One Bread One Body
The U.S. Conference of Catholic Bishops voted 222 to 8 on Wednesday to approve a document on Catholics and the Eucharist, the central rite of Catholic religious observance. Three bishops abstained.
The 30-page document, titled "The Mystery of the Eucharist in the Life of the Church," is the fruit of a contentious yearlong debate on whether to deny communion to politicians who support abortion rights, sparked by the election of President Biden, the second Catholic president. In the end, the National Catholic Reporter says, the U.S. bishops "approved a milquetoast text summarizing Catholic teaching on communion." The document doesn't name any Catholic politicians, only obliquely refers to their special responsibility to model Catholic teaching, and barely mentions abortion.
"Lay people who exercise some form of public authority have a special responsibility to form their consciences in accord with the Church's faith and the moral law, and to serve the human family by upholding human life and dignity," the document says. And "that's as close as the document got to Biden, who on Wednesday was in Detroit to promote electric vehicles and his infrastructure bill," The Washington Post notes.

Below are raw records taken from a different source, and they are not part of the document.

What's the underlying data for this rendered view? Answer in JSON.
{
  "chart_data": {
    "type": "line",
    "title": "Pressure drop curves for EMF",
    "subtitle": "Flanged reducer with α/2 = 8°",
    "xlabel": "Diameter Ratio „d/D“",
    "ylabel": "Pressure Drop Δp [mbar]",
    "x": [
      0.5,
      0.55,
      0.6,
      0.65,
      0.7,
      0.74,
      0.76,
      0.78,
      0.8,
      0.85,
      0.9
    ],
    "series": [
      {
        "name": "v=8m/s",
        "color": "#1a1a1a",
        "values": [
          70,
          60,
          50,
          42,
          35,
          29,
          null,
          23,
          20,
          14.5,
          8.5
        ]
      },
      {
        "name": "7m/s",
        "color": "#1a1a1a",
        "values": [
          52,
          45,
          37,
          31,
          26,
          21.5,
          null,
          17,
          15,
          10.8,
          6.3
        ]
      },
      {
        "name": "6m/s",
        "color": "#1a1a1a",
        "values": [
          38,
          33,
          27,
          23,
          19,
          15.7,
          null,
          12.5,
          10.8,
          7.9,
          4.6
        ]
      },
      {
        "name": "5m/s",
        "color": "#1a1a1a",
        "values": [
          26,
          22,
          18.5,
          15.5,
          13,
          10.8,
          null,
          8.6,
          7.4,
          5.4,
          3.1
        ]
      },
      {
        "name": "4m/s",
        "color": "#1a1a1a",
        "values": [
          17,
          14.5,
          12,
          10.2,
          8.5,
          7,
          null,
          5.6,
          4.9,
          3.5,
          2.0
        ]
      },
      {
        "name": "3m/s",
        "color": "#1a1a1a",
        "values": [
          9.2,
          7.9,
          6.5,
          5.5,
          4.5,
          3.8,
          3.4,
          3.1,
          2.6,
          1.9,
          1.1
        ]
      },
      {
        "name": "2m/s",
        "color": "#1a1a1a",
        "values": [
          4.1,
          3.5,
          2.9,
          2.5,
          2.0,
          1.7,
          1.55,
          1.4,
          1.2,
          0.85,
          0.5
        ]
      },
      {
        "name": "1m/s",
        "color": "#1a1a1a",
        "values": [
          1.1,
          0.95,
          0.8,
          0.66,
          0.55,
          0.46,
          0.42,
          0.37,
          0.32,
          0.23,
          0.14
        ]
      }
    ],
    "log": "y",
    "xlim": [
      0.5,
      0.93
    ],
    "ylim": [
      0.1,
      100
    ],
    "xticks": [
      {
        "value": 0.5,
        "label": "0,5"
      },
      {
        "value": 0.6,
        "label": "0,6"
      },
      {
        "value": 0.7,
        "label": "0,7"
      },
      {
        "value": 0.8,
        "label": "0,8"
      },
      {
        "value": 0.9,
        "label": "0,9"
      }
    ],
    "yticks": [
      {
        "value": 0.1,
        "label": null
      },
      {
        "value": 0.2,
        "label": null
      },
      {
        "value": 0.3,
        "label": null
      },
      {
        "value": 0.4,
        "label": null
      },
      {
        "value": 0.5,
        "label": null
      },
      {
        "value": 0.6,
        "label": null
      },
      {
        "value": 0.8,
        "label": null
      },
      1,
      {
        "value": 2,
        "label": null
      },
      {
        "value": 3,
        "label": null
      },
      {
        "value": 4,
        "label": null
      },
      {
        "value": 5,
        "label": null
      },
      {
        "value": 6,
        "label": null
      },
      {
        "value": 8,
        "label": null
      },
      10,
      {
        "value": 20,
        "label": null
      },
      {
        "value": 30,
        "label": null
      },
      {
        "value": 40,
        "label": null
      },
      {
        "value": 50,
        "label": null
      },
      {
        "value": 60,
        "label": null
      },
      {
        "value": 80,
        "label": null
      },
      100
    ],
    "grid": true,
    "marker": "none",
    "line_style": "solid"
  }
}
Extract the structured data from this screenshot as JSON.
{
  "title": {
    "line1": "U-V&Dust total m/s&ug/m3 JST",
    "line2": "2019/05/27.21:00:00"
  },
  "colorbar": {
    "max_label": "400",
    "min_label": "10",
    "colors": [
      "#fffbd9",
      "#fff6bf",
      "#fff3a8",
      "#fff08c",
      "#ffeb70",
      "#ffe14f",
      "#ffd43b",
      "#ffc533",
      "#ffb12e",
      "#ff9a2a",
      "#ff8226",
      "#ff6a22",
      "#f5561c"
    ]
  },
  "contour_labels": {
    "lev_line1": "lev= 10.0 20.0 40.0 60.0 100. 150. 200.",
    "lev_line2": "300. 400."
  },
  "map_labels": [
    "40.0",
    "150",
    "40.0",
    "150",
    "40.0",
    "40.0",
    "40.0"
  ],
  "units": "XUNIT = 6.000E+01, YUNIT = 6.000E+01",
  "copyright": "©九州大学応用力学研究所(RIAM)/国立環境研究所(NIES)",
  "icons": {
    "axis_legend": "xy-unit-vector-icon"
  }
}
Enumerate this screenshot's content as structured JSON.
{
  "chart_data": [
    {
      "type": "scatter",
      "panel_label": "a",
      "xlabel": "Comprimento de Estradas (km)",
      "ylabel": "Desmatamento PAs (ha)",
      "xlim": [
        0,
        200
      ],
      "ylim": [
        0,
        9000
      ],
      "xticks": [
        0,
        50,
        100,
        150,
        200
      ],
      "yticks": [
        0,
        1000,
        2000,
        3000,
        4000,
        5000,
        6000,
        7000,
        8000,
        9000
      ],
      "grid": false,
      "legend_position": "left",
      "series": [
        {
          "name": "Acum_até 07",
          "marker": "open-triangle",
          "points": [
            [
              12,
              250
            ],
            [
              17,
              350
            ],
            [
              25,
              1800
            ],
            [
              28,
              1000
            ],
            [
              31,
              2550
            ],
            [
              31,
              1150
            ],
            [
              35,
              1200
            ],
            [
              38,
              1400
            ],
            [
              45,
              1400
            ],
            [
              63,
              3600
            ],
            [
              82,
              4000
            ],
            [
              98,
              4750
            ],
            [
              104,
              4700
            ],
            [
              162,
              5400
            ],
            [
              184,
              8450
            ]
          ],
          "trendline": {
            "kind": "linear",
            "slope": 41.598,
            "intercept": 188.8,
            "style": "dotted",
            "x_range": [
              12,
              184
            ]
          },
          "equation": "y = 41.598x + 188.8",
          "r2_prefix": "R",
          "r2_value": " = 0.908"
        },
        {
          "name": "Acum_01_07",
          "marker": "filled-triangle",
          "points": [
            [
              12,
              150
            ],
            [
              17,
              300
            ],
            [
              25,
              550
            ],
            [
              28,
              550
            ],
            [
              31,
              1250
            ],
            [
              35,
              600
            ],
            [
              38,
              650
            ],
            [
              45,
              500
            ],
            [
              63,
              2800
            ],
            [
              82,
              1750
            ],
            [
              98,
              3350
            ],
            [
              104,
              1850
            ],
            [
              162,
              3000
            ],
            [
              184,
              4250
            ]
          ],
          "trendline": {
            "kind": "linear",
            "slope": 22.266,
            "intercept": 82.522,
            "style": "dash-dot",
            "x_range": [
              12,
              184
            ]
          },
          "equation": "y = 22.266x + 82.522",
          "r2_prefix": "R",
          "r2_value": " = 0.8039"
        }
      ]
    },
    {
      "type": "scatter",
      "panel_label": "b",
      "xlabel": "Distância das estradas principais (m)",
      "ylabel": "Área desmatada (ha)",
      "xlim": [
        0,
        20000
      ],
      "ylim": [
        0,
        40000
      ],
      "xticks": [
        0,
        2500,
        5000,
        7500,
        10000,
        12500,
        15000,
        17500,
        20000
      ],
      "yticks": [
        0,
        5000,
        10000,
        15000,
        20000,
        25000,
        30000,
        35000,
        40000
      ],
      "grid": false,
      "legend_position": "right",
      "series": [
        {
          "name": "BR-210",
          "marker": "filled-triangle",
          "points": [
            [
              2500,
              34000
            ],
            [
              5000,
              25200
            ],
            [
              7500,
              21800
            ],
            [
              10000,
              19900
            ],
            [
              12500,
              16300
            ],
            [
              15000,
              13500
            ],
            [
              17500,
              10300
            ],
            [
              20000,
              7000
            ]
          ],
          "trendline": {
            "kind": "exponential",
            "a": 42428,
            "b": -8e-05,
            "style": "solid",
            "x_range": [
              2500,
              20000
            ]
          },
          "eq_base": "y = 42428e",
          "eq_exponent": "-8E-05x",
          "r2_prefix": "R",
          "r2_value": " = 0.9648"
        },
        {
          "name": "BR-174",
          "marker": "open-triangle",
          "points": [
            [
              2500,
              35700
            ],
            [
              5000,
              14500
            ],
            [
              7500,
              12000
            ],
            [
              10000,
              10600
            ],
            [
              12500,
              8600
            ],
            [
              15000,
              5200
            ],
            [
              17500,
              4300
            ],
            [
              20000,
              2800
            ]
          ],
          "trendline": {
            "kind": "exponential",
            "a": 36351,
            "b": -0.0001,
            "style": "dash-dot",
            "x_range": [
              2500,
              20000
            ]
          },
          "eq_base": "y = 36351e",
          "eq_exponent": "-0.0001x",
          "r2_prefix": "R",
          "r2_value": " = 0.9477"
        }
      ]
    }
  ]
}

Two weeks after Biden's election, the USCCB president, Archbishop José Gomez of Los Angeles, had called for a working group to address the "difficult and complex situation" and "problem" of a pro-choice Catholic president who regularly attends Mass. He went after Biden directly on Inauguration Day. On Monday, Gomez told reporters "the intention of the document since the beginning was to educate Catholics about the real presence of Jesus in the Eucharist."
The Vatican, and Pope Francis himself, warned the bishops against politicizing the Eucharist, or the partaking of bread and wine the Catholic Church teaches have been substantively transformed into the body and blood of Jesus. Archbishop Christophe Pierre, the Vatican's representative to the U.S., reminded the bishops on Tuesday about "the temptation to treat the Eucharist as something to be offered to the privileged few."
After an unusually long meeting with Pope Francis last month, Biden said "we just talked about the fact that he was happy that I was a good Catholic and keep receiving communion." The Vatican has declined to comment on Biden's account but has not denied it, Religion News Service notes.
The approval of the Eucharist document capped the USCCB's five-day annual fall meeting in Baltimore, their first in-person gathering since 2019.